Hacker News new | ask | show | jobs
by Palmik 30 days ago
There are several things at play:

Inference stack efficiency: Many of these providers take off the shelf sglang / vllm / trtllm and hope for the best. Meanwhile DeepSeek team is known for pushing the boundary of optimizations.

Now, sglang and vllm are great pieces of software, but take DeepSeek's Sparse Attention (DSA). Introduced 1.5 years ago (https://arxiv.org/abs/2512.02556), used by DeepSeek 3.2, GLM 5, DeepSeek V4. Only now is it slowly strating to get optimized in the major inference engines: (https://github.com/sgl-project/sglang/issues/19380 https://github.com/sgl-project/sglang/pull/22851 etc.). Of course, DS V4 adds extra optimizations into the model architecture on top of DSA, and those will take more time to be taken full advantage of by the open source inference engines.
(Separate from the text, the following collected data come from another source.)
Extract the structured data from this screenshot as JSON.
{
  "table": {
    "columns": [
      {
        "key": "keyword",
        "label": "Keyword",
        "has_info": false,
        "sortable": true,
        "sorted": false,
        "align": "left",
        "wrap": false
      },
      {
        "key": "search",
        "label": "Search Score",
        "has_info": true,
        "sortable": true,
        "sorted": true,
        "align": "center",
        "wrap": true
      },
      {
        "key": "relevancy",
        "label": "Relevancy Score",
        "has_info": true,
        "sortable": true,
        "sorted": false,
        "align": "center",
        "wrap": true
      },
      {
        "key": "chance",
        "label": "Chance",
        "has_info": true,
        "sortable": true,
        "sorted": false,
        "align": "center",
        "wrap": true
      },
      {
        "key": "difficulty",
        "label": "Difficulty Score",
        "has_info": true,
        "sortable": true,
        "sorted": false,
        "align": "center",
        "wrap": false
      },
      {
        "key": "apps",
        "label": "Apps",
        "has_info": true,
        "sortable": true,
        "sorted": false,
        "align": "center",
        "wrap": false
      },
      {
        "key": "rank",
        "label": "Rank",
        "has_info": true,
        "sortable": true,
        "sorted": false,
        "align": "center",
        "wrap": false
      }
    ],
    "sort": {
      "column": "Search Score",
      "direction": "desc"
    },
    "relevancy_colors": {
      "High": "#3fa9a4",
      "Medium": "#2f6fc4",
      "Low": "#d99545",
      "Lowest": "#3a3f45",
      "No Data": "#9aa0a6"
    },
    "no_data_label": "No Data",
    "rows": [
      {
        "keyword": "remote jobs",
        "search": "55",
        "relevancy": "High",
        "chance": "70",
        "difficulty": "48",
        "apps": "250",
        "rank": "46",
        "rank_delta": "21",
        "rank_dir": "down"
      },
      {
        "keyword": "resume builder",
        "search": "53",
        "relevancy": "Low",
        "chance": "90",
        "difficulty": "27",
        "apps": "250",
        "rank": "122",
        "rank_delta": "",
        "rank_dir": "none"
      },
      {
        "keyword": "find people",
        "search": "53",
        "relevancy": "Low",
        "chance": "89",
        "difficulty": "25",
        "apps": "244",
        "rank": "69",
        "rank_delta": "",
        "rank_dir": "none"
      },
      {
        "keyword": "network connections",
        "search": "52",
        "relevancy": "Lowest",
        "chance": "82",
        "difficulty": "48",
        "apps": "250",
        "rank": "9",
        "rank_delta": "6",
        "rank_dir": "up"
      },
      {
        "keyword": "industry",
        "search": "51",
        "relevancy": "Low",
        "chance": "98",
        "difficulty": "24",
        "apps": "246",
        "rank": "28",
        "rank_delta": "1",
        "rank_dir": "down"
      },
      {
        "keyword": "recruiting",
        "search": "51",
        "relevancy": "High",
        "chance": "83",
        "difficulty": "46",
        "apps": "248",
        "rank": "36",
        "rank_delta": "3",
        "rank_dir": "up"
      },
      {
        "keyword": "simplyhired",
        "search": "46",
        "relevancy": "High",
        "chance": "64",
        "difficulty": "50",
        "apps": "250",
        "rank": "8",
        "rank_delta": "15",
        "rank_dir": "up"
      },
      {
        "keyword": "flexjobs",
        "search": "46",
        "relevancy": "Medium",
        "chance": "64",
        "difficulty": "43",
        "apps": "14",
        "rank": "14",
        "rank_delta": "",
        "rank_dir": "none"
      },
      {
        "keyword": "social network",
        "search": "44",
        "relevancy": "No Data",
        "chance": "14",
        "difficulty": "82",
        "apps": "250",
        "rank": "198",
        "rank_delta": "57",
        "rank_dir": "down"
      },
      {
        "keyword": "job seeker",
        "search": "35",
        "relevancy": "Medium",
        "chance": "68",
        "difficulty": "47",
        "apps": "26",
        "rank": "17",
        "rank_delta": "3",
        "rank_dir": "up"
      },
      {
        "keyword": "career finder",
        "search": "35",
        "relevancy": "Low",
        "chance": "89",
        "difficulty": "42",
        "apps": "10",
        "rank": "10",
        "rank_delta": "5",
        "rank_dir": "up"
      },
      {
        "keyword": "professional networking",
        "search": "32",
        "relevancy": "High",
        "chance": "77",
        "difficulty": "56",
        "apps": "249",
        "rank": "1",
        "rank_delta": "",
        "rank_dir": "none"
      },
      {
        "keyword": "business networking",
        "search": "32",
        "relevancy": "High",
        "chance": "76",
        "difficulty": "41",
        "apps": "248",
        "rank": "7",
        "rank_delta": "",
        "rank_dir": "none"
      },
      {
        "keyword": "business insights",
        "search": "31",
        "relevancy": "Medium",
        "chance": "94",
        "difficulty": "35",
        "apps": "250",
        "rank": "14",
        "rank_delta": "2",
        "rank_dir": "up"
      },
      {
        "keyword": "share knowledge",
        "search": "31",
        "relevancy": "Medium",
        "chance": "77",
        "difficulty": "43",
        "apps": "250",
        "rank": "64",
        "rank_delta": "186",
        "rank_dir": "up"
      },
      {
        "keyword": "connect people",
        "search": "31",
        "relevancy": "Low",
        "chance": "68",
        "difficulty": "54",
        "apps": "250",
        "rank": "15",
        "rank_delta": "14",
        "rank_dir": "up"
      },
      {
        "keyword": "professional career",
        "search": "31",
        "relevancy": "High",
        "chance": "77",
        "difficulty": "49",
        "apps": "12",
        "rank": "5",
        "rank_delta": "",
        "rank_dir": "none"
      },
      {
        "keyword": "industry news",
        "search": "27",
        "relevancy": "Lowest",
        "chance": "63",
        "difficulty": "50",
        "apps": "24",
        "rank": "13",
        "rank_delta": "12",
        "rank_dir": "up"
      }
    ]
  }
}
Privacy: Betting that people will pay extra for inference hosted outside China. This is especially true with DeepSeek, because DeepSeek is transparent about using API data for model improvements.

And few other things (scale (matters a lot for MoEs), reliability, soft enterprise lock in, etc.)

---

There is also, likely, tacit collusion at play here. Look at GLM 5 and GLM 5.1 prices. GLM 5 and 5.1 cost the same to run, but providers decided to charge much more for 5.1 because it is much better model, and because Z.AI raised their price as well.

1 comments

Another factor is that DeepSeek is not just doing inference, but also training models, so they can use underutilized compute nodes for training during off-peak hours, as described in their DeepSeek v3 article: https://github.com/deepseek-ai/open-infra-index/blob/main/20...

But I agree that the main driver is that they are really good at optimizing. They will have chosen their architecture in such a way that it will be as efficient as possible on their own infrastructure, so they have a massive head start. Inference framework developers still have to catch up.